Mengkwaliteit als vereiste
Een goede mengkwaliteit was voor Groot Roessink een belangrijke factor voor een nieuw voersysteem. “Hier hadden wij nog wel enige zorgen over” geeft hij toe. “De Vector werkt met één vijzel op een laag toerental. We hebben vooraf andere bedrijven gevraagd naar hun ervaringen en die waren positief”, verklaart Ton. Met vertrouwen zijn ze opgestart met de Vector. “Met onze voeradviseur hebben we de mengkwaliteit op meerdere momenten en plaatsen gemeten met een schudbox.

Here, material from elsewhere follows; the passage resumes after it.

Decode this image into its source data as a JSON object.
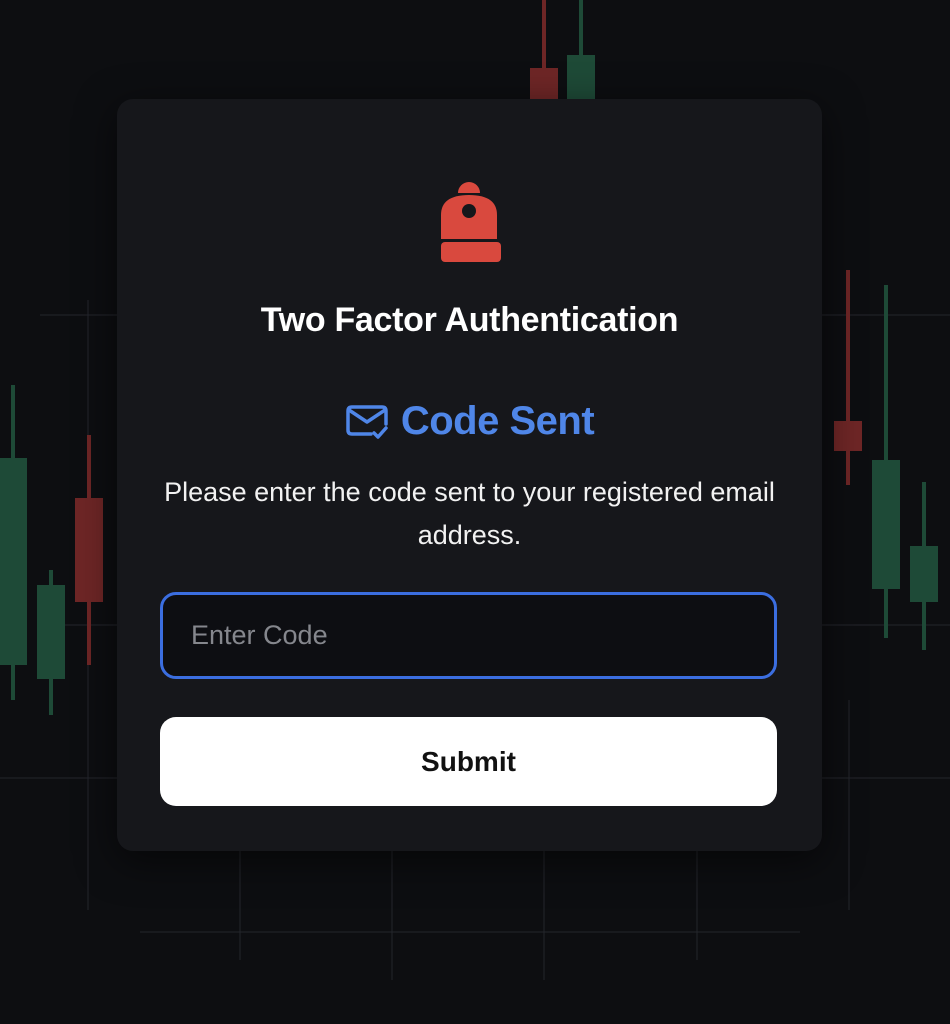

Dit zag er overal langs het voerhek goed uit”, geeft hij tevreden aan.
“Het is een andere manier van werken”, merkt de veehouder. “De koeien krijgen nu meerdere malen per dag kleine porties aangeboden. De Vector meet de voersoorten nauwkeurig af en mengt ze in de juiste volgorde, waardoor we gericht kunnen voeren”, legt hij uit. “Na de opstart heeft de adviseur van het Lely Center in samenwerking met onze voeradviseur de instellingen, zoals de laadvolgorde en de mengtijd, verder geoptimaliseerd.” Groot Roessink monitort de kwaliteit van het voer regelmatig: “Bij een verandering in het rantsoen controleren we samen met de voeradviseur de kwaliteit van het voer met behulp van de schudbox. Wanneer nodig kunnen we makkelijk bijsturen.”
Lactatiewaarde vaarzen gestegen
Op het bedrijf worden de koeien drie keer daags gemolken. “Na de ochtendmelking gaan de koeien naar buiten, tenzij het heel warm is dan lopen ze ’s nachts buiten”, vertelt Groot Roessink. De veehouders voeren vijf verschillende rantsoenen voor de melkkoeien, droge koeien en het jongvee. Met name rond de melkingen is de voeropname hoog ziet de veehouder. “De Vector houdt zelf in de gaten hoeveel voer er voor het hek ligt als hij zijn aanschuifronde doet en voert bij waar nodig. Hierdoor hebben de koeien altijd vers voer ter beschikking”, legt Ton uit. “We zien aan de lactatiewaarde dat de vaarzen nu beter meekomen, deze is inmiddels gestegen naar 104-105”, vertelt hij tevreden.